Three Nights with a Scoundrel (Stud Club #3)

“Walk home? From Southwark?”


He shrugged his good shoulder, easing his hand from her grip. “It’s not so far.” Not for him. Lately he spent most nights wandering all quadrants of the city.

Last night, he’d made his way back so far as the square where Harcliffe House was situated. This house was always the last stop on his nightly rounds. He would pause on the corner down the street. If he stood half on the pavement, half on the green … then craned his neck … he could just glimpse the fourth rightmost window on the second floor. The one he knew belonged to Lily’s bedchamber. If the window was dark, she was sleeping and at peace. He, too, could relax. On the nights he found a lamp burning, he ached for her sorrow. And he simply stood there, quietly sharing her grief, until that light went dark or the sun came up—whichever occurred first.

In the weeks after Leo’s death, he’d found that lamp burning more often than not. As the months passed, however, her bad nights had grown less frequent. Last night, he’d been comforted to see the window dark. And just as Julian had turned to seek his own home, that faint pain in his arm shifted to a deep, persistent throb.

He said, “I was passing nearby. I stopped under the streetlamp to have a look at my arm. Just a flesh wound, but I hadn’t noticed it earlier. Something was caught … a shard of glass, I think.” He touched his bandaged arm in demonstration. “I grasped it and pulled it out, and there was a fair amount of blood. Quite startled me, and I …”

“And you fainted.”

“Fainted? No.”

“You swooned.”

“No,” he said stoutly, jamming his hand under his arm. “Absolutely not. I didn’t swoon, Lily. Men do not swoon.”

“You slumped to the pavement unconscious, for the costermonger to find. Sounds like a fainting spell to me. What else could it have been?”

“I don’t know. Something different. Apoplexy. Malaria.” Anything more masculine than swooning.

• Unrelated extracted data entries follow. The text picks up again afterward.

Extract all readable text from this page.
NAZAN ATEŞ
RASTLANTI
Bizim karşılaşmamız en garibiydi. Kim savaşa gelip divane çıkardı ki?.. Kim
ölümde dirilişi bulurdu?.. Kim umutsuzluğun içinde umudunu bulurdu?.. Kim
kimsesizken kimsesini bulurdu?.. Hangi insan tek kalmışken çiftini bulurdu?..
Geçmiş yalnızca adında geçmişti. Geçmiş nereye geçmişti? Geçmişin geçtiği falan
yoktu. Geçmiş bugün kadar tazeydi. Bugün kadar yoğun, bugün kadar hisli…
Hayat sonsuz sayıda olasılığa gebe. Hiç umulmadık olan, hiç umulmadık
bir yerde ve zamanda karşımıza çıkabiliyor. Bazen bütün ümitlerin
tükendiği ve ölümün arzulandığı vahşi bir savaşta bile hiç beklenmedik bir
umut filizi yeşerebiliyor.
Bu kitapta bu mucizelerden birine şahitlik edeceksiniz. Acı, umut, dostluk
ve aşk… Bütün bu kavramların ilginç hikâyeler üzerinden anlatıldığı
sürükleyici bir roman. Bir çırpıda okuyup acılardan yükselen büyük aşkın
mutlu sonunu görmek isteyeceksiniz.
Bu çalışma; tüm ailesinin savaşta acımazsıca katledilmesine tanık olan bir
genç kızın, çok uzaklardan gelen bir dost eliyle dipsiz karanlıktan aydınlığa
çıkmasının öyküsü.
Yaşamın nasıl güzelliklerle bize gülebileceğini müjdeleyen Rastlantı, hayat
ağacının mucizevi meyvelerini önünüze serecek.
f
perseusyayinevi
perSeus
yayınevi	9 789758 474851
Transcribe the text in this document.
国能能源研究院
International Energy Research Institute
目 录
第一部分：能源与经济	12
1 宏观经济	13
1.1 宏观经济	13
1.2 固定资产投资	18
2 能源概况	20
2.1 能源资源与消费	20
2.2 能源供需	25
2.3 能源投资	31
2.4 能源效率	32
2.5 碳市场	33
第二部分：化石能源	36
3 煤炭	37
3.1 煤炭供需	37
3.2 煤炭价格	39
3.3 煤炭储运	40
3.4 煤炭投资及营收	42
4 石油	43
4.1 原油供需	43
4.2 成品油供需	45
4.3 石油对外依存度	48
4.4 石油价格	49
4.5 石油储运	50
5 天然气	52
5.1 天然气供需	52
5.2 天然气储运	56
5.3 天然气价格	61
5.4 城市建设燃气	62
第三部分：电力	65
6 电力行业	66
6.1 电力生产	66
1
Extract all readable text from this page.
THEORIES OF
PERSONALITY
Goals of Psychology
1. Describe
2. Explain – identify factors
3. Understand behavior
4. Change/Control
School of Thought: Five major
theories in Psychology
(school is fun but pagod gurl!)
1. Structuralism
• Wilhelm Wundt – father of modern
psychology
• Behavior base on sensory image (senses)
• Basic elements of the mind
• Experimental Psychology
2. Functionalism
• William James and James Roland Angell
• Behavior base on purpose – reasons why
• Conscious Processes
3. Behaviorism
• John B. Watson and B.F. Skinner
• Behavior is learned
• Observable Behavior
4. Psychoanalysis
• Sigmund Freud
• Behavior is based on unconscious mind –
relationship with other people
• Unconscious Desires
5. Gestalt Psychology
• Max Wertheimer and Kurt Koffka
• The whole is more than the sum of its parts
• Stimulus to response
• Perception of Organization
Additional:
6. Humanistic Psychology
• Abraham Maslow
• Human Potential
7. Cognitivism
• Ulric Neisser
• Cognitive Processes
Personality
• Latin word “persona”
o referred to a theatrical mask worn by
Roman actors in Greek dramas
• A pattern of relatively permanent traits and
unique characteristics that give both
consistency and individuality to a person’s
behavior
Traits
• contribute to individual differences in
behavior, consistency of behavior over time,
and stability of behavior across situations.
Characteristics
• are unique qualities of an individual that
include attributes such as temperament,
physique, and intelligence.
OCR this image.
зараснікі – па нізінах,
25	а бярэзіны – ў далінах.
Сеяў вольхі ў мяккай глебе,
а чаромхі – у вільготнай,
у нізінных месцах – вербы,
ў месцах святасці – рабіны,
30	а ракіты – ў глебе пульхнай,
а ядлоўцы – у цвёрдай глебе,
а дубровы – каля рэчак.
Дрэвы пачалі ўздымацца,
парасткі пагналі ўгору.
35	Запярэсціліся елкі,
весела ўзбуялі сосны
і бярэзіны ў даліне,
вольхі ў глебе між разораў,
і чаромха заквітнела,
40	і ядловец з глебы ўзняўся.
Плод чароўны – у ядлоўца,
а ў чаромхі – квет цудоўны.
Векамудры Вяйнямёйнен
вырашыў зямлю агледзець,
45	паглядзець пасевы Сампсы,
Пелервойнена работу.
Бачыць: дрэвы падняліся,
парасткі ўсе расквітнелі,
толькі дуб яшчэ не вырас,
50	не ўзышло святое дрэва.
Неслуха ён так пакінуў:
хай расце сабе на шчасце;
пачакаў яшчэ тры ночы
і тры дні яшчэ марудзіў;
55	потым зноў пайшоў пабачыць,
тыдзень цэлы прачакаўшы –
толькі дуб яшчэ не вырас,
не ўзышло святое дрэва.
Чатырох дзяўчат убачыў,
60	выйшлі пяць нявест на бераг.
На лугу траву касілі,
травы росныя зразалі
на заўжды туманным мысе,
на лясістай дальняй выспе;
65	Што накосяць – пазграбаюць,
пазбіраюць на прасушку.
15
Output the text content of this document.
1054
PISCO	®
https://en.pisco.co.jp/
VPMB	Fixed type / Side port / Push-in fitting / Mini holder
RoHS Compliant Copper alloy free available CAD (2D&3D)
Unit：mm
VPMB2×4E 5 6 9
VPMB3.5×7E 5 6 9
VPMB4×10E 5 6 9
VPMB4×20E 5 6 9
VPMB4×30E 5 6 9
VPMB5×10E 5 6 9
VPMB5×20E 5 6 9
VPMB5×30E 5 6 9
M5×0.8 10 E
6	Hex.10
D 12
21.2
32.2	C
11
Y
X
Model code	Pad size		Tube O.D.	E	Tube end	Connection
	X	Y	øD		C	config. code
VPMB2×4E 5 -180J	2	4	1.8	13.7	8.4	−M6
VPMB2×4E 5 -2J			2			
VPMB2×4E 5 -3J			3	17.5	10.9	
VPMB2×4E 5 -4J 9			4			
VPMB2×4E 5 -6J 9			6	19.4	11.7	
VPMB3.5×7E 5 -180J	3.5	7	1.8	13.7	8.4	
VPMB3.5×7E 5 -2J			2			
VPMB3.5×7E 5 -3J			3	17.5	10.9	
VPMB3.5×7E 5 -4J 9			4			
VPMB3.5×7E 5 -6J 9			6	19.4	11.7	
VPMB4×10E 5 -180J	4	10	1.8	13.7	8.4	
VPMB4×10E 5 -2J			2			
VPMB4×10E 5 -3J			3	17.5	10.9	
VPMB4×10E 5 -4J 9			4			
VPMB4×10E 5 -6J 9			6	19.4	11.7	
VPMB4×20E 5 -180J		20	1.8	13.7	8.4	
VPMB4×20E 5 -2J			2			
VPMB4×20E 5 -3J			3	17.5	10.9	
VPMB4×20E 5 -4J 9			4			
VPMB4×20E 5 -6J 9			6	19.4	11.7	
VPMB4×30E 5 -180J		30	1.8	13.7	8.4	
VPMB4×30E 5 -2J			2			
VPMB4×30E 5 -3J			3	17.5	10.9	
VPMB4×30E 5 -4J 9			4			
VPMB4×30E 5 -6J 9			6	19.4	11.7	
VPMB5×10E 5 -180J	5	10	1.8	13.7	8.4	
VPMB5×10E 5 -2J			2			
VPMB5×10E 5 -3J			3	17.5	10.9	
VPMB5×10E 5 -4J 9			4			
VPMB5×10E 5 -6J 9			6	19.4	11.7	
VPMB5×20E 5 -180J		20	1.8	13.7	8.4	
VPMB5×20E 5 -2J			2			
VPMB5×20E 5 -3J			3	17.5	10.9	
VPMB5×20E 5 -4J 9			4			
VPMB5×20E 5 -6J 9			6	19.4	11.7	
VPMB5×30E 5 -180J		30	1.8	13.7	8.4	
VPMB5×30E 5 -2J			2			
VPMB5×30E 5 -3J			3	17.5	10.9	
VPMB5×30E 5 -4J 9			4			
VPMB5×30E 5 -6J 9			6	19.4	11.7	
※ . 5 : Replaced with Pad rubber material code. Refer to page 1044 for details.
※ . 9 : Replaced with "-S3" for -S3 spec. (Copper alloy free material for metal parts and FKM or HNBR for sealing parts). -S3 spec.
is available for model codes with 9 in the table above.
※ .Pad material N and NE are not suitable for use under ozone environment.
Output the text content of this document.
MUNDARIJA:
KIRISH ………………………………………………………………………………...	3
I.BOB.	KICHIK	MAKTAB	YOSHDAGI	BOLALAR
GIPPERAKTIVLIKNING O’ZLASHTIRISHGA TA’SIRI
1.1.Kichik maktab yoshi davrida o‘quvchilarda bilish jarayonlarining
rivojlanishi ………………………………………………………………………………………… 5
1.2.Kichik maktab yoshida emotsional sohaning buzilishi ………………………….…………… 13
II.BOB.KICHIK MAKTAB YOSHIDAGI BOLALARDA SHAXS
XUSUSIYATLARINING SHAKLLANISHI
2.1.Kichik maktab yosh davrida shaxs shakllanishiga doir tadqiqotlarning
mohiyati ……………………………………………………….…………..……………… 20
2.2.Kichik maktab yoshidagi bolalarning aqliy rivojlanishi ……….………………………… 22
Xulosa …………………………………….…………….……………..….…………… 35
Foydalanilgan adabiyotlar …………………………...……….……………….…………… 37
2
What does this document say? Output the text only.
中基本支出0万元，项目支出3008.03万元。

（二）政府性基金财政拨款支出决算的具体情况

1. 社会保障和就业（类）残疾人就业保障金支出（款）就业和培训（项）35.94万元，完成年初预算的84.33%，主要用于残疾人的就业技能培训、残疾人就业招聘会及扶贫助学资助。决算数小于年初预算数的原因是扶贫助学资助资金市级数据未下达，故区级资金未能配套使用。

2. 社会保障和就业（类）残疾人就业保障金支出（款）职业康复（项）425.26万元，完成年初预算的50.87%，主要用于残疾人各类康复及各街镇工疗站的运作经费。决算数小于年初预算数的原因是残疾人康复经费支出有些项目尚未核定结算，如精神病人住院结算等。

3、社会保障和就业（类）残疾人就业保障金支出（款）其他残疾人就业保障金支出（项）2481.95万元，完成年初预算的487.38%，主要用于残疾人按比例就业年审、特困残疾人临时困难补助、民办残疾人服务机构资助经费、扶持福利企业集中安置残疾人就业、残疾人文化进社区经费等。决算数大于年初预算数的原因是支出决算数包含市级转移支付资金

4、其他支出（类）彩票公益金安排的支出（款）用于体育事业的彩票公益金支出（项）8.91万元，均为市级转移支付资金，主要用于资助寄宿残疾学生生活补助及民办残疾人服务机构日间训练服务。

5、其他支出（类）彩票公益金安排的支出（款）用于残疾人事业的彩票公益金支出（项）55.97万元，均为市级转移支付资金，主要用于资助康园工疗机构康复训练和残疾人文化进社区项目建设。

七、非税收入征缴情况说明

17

Her eyes rolled toward the ceiling. “You don’t have apoplexy or malaria. Aside from your wound and a few bruises, the doctor could find nothing wrong with you. Not physically, at any rate. You’re simply exhausted. When was the last time you slept through the night?”

“Can’t recall, honestly.”

“Hm. And when’s the last time you had a proper meal?”

“Ah, now that I remember. I had a very fine steak at the Stoat’s Head.”

“Yesterday?”

He hedged, pushing a hand through his hair. “Not precisely.”

One dark eyebrow arched in disbelief. “You fainted, Julian.”

“And what if I did? What would you have me do, start carrying a vinaigrette?” He chuckled to himself. That would be a good joke. Within a week, every young buck in London would be carrying the same. Like Beau Brummel before him, Julian was the trendsetter of his day. His clothing, hair, even mannerisms were meticulously copied by the impressionable young gentlemen of the ton. Just as he’d planned from the start.

“Don’t be ridiculous. I want you to start taking care of yourself, that’s all. Sleep. Eat. Avoid scenes of violence and mayhem. Is it really so difficult?”

“Yes. It’s impossible.”

She winced, absorbing the force of his reply. He regretted his vehemence, but not the sentiment.

She said quietly, “I want you safe. I care about you. What’s so impossible about that?”

Everything.

He yanked the coverlet about himself, scanning the room for his clothes. He had to get out of this bed, this house … before this conversation went places it shouldn’t. He planted one foot on the floor and transferred his weight to it.

Dizziness swamped him. The room made a violent twirl, and he found himself pitched straight back to the mattress.

“Malaria,” he muttered. His arms felt wooden at his sides.

“It’s not malaria. Nor even a fainting spell this time. The doctor left a sleeping powder, and I put some in your barley water.”

She pushed him back on the bed, arranging the coverlet about him. Her hands … they were everywhere. As she leaned forward to arrange the pillows beneath his head, he got an intoxicating lungful of her sweet warmth. The swell of her breast brushed against his wounded arm. Soft. God, so soft. His heart gave a wild kick. Now this was perilous.

He said, “I thought you wanted me to avoid danger.”

“I do. That’s why you’re going to sleep. When you wake up, you’re going to eat. And then we’re going to talk.”

Her words seemed wrapped in cotton. It took him a moment to unravel their meaning. “Just how much sleeping powder did you give me?”

“Two doses, and an extra pinch for good measure. You’re a large man, Julian Bellamy.”

“Ah, Lily. You noticed.” The flirtatious retort slipped out by accident. Damn. He was so sleepy, drunken with it. He couldn’t censor his replies.

“You’re also an ass.”

“You know me so well.”

“Do I?” She laid a hand to his cheek. “Sometimes I wonder. Sometimes I think I don’t know you at all.”